The worm spread in instant messages with the text: "LOL LOOK AT HIM" and included a Web link to a file called "picture.pif." If that file was downloaded and opened, the worm would send itself to all contacts on the victim's AIM Buddy List, according to representatives from IM security companies Facetime and IMlogic.
With earlier, similar worms, downloading and opening a file would also install a backdoor or other malicious code on the victim's PC, said Jonathan Christensen, chief technology officer at Facetime. It's not yet known if this latest worm does that. Both IMlogic and Facetime were investigating the picture.pif file Wednesday afternoon.
The worm first appeared around 12 p.m. PDT and appears to have spread quickly until about 1:30 p.m., Christensen said. At that time, AOL likely put a filter on its AIM service, blocking the worm's spread, he said.
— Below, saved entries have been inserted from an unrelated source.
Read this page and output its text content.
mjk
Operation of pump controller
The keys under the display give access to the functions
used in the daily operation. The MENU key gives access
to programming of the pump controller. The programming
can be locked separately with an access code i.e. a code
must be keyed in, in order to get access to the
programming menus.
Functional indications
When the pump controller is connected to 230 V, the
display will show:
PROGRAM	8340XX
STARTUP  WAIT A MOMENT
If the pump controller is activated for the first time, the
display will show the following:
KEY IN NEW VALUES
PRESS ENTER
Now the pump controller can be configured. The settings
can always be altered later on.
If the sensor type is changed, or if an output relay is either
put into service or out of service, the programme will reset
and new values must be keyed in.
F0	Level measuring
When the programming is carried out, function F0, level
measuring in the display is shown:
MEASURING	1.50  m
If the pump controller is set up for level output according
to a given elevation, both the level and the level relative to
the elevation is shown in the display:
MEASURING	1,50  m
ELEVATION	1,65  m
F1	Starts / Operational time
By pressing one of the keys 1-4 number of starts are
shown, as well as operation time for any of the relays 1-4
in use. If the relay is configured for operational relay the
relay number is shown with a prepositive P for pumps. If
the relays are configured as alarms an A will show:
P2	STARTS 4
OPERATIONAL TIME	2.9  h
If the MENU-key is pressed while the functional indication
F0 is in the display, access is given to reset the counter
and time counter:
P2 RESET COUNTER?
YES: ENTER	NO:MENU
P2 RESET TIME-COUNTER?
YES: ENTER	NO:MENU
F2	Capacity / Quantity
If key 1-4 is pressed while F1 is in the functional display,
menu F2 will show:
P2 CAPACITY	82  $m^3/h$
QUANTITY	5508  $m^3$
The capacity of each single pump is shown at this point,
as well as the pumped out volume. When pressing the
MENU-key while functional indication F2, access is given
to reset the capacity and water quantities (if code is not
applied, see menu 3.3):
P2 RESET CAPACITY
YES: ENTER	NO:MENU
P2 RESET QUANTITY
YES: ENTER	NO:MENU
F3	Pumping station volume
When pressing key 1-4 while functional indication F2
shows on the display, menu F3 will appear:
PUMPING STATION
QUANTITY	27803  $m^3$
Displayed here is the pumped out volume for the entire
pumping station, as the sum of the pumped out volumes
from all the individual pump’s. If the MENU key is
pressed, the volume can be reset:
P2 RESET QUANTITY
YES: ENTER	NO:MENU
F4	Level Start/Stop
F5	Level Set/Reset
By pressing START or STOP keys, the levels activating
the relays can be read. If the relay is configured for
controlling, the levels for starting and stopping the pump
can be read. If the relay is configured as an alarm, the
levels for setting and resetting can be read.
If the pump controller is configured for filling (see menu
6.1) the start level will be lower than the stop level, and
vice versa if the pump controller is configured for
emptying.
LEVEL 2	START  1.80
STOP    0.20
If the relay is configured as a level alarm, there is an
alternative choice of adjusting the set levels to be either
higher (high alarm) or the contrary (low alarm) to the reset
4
Also, not much later, the malicious code was removed from the Web.
"We are either currently blocking it, or we will be in the very near future," said Andrew Weinstein, an AOL spokesman.
Facetime and IMlogic received several inquiries on the worm, signaling that it was widespread. The worm hit employees at Hewlett-Packard and prompted tech support at the Palo Alto, Calif., technology giant to send out an alert to employees.
IMlogic has identified the worm as a variant of the Opanki worm, which first surfaced last month. The new variant has been rated a "medium" risk.
The worm is the latest in anof cyberthreats that use instant messaging to attack Internet users. Just as with attachments and links in e-mail, instant message users should be careful when clicking on links that arrive in instant messages--even messages from people they know, experts have warned.